A decomposition produces a set of relation schemas with the following properties: a) every attribute of the original schema is present in some (possibly more than one) subschema; b) no other attributes are present. Moreover, a decomposition is redundant when a relation subschema is contained in another. In your case, this is true for R2, which is contained in R3: there is no need to have both relations, since it would imply unuseful data redundancy.

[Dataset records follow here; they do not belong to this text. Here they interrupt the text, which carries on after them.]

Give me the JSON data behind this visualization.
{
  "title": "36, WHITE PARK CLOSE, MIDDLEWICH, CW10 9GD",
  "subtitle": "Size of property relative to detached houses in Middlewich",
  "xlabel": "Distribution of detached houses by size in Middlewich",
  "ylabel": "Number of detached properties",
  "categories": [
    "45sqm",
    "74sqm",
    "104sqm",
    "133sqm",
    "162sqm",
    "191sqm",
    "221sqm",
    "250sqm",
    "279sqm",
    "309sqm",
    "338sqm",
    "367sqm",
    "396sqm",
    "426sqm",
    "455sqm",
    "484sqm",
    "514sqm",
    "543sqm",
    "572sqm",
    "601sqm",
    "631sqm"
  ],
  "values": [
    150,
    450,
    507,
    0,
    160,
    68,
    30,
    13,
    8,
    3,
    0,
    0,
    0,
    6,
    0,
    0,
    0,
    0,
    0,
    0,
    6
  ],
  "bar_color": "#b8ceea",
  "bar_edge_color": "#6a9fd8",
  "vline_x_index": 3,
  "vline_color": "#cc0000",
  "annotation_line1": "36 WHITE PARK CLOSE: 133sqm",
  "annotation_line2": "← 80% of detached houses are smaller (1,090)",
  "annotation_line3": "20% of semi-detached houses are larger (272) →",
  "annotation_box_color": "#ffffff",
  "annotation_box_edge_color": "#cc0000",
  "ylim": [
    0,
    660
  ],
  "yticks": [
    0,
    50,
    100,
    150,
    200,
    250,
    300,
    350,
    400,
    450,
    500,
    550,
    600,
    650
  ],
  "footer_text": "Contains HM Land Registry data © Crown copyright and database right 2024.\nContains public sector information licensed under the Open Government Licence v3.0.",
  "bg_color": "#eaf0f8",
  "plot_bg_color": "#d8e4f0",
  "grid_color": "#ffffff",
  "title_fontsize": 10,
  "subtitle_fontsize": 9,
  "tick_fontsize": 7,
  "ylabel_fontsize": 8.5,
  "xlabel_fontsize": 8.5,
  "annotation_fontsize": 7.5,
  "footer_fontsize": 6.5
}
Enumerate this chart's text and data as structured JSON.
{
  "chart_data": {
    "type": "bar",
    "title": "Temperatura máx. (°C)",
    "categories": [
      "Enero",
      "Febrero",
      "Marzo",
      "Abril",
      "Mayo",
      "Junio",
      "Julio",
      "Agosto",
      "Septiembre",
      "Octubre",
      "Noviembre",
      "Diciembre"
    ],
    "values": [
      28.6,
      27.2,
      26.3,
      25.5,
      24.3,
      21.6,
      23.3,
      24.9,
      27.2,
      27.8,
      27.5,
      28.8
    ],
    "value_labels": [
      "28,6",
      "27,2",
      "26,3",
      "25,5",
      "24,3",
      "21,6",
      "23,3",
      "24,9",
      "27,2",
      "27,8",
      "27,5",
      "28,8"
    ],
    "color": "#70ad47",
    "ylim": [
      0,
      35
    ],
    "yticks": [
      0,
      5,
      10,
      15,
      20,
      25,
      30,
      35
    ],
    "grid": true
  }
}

What is a good decomposition

To be really useful, a decomposition should satisfy two important properties: preserve functional dependencies and preserve data (lossless decomposition). But another property characterizes a good decomposition: it should be as small as possible: there is no point in decomposing a schema in too many subschemas, since this would produce a non natural and complex database.

Actually your decomposition is lossless and preserves the dependencies.

How to decompose

The final objective of all this stuff is to produce a decomposisition (lossless and dependency preserving) in which the subschemas are in BCNF or 3NF. The simple solution of decomposing by using the attributes of the functional dependencies is not, however, a good solution. For this, there are algorithms, described in textbooks, that produces decompositions either for BCNF or for 3NF (the so-called “analysis” algorithm for BCNF, and “synthesis” algorithm for 3NF), trying to produce not too many subschemas. For instance, the “analysis” algorithm in this case produce the following decomposition in BCNF, with only two subschemas:

R1 < (A B C D F G) ,
    { F → C
      F → D
      F → G
      C → A
      C → B
      C → F
      A → C } >

R2 < (A E) ,
    { E → A } >

This decomposition is lossless and preserves the dependencies (which is not always true for the analysis algorithm).